Com. 28 mars 2018, Dexia, n° 16-26.210.

« Le caractère spéculatif d’une opération ne peut résulter de la seule exposition de la collectivité territoriale à des risques illimités […]. »

S’il était déjà établi par la jurisprudence que les opérations de couverture ne constituent pas des opérations spéculatives, l’arrêt rendu le 28 mars 2018 par la chambre commerciale de la Cour de cassation semble définitivement et explicitement exclure qu’un produit puisse être intrinsèquement spéculatif.

Comme de nombreuses collectivités territoriales, la commune de Saint-Leu entendait remettre en cause des emprunts structurés intégrant, pour autant que le franc suisse atteigne un certain cours, une phase à taux variable indexé sur le taux du cours de change de l’euro en franc suisse.

La commune invoquait, entre autres nombreux arguments, la nullité du contrat pour incapacité de la collectivité à réaliser une opération spéculative ou encore la responsabilité du banquier – prestataire de services d’investissement – pour manquement à son devoir de mise en garde de l’investisseur non averti contre le risque de pertes lié à une opération spéculative [1] .

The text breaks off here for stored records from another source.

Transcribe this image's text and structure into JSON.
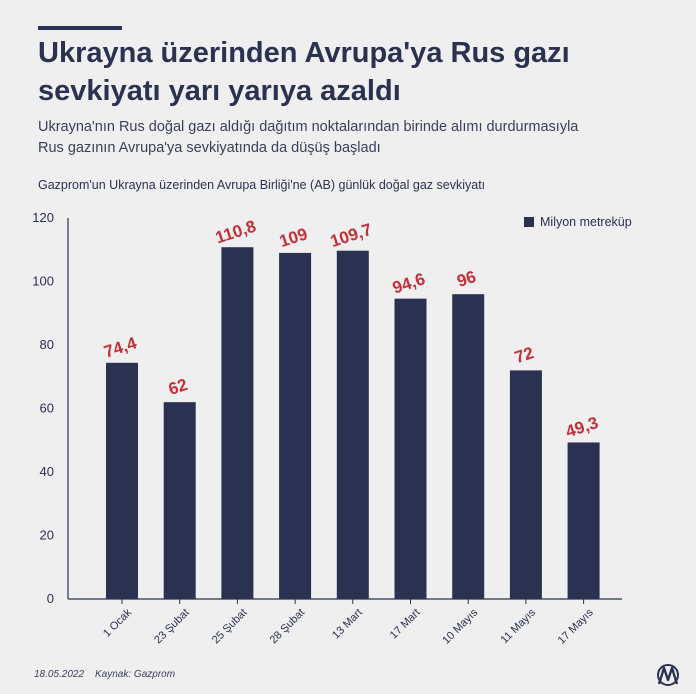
{
  "header": {
    "title_line1": "Ukrayna üzerinden Avrupa'ya Rus gazı",
    "title_line2": "sevkiyatı yarı yarıya azaldı",
    "subtitle_line1": "Ukrayna'nın Rus doğal gazı aldığı dağıtım noktalarından birinde alımı durdurmasıyla",
    "subtitle_line2": "Rus gazının Avrupa'ya sevkiyatında da düşüş başladı"
  },
  "chart_data": {
    "type": "bar",
    "title": "Gazprom'un Ukrayna üzerinden Avrupa Birliği'ne (AB) günlük doğal gaz sevkiyatı",
    "categories": [
      "1 Ocak",
      "23 Şubat",
      "25 Şubat",
      "28 Şubat",
      "13 Mart",
      "17 Mart",
      "10 Mayıs",
      "11 Mayıs",
      "17 Mayıs"
    ],
    "series": [
      {
        "name": "Milyon metreküp",
        "values": [
          74.4,
          62,
          110.8,
          109,
          109.7,
          94.6,
          96,
          72,
          49.3
        ],
        "labels": [
          "74,4",
          "62",
          "110,8",
          "109",
          "109,7",
          "94,6",
          "96",
          "72",
          "49,3"
        ]
      }
    ],
    "ylim": [
      0,
      120
    ],
    "yticks": [
      0,
      20,
      40,
      60,
      80,
      100,
      120
    ],
    "legend_position": "top-right",
    "grid": false,
    "colors": {
      "bar": "#2b3150",
      "value_label": "#c4303a",
      "axis": "#2b3150"
    }
  },
  "footer": {
    "date": "18.05.2022",
    "source": "Kaynak: Gazprom",
    "logo_icon": "aa-logo-icon"
  }
}
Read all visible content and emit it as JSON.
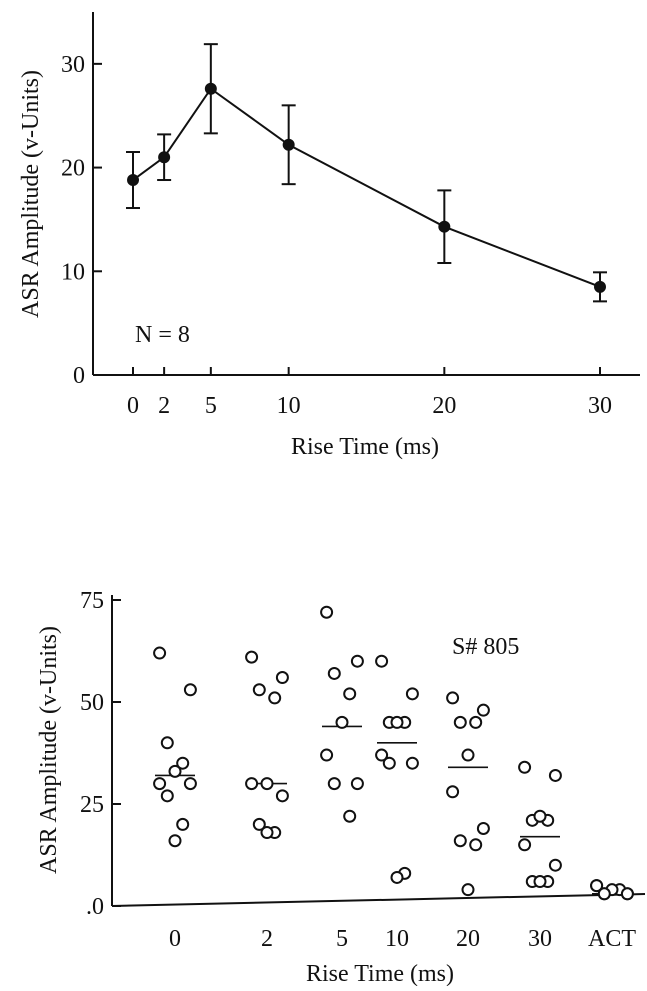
{
  "chart_data": [
    {
      "type": "line",
      "xlabel": "Rise Time (ms)",
      "ylabel": "ASR Amplitude (v-Units)",
      "annotation": "N = 8",
      "xlim": [
        -1.5,
        31
      ],
      "ylim": [
        0,
        35
      ],
      "xticks": [
        0,
        2,
        5,
        10,
        20,
        30
      ],
      "yticks": [
        0,
        10,
        20,
        30
      ],
      "x": [
        0,
        2,
        5,
        10,
        20,
        30
      ],
      "values": [
        18.8,
        21.0,
        27.6,
        22.2,
        14.3,
        8.5
      ],
      "errors": [
        2.7,
        2.2,
        4.3,
        3.8,
        3.5,
        1.4
      ],
      "grid": false
    },
    {
      "type": "scatter",
      "xlabel": "Rise Time (ms)",
      "ylabel": "ASR Amplitude (v-Units)",
      "annotation": "S# 805",
      "categories": [
        "0",
        "2",
        "5",
        "10",
        "20",
        "30",
        "ACT"
      ],
      "ylim": [
        0,
        75
      ],
      "yticks": [
        0,
        25,
        50,
        75
      ],
      "ytick_labels": [
        ".0",
        "25",
        "50",
        "75"
      ],
      "medians": [
        32,
        30,
        44,
        40,
        34,
        17,
        3
      ],
      "points": [
        [
          62,
          53,
          40,
          35,
          33,
          30,
          30,
          27,
          20,
          16
        ],
        [
          61,
          56,
          53,
          51,
          30,
          30,
          27,
          20,
          18,
          18
        ],
        [
          72,
          60,
          57,
          52,
          45,
          37,
          30,
          30,
          22
        ],
        [
          60,
          52,
          45,
          45,
          45,
          37,
          35,
          35,
          8,
          7
        ],
        [
          51,
          48,
          45,
          45,
          37,
          28,
          19,
          16,
          15,
          4
        ],
        [
          34,
          32,
          21,
          21,
          22,
          15,
          10,
          6,
          6,
          6
        ],
        [
          5,
          3,
          3,
          4,
          4,
          5,
          3,
          3
        ]
      ],
      "grid": false
    }
  ]
}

Aucune des qualifications nécessaires à la mise en œuvre de cette responsabilité – caractère non averti de l’investisseur [2] et opération spéculative – n’a ici été retenue par la Haute juridiction.

La commune déduisait le caractère spéculatif de l’opération, d’une part, du risque illimité que lui aurait fait porter l’opération et, d’autre part, de l’existence d’une option adossée au contrat de prêt.

À vrai dire, l’argument tenant à l’existence d’une option avait comme dessein, outre la caractérisation de la nature spéculative de l’opération, l’application des règles de bonne conduite, y compris d’origine prétorienne, incombant aux prestataires de services d’investissement. En effet, sans instrument financier, l’obligation de mise en garde de l’intermédiaire financier en cas d’opération spéculative n’avait pas vocation à s’appliquer. Seul le rôle de « préteur » de l’établissement de crédit aurait été pertinent. De sorte qu’à défaut de contrat d’option, le caractère spéculatif de l’opération n’importait pas.

Fort des théories liées au caractère hybride de ces prêts structurés empruntant [3] , sur un plan économique, à la fois aux prêts et aux dérivés, la commune tentait d’établir que le contrat de prêt intégrait un contrat d’option. Pour ce faire, la commune prenait appui sur le caractère conditionnel du passage à un taux variable [4] , arguant du fait que les options ne se réduisaient pas aux facultés de vente ou d’achat à terme.

C’est pourtant bien la définition à laquelle s’en tient la Cour de cassation, en retenant une conception civiliste de l’option (promesse unilatérale de vente ou d’achat). Seule la condition contractuelle liée à une nouvelle manifestation est propre à qualifier une option : « Mais attendu, en premier lieu, qu’ayant relevé que, si le taux d’intérêt de la deuxième phase de remboursement des prêts n’était pas fixé au moment de la signature des contrats, le mode de calcul de ce taux variable était précisément défini, l’arrêt retient que les engagements des parties ont ainsi été définitivement fixés lors de la conclusion des contrats litigieux, sans qu’une nouvelle manifestation de volonté de leur part ne soit requise ; que c’est donc à bon droit que la cour d’appel en a déduit que ces contrats n’incorporaient pas des contrats d’option ».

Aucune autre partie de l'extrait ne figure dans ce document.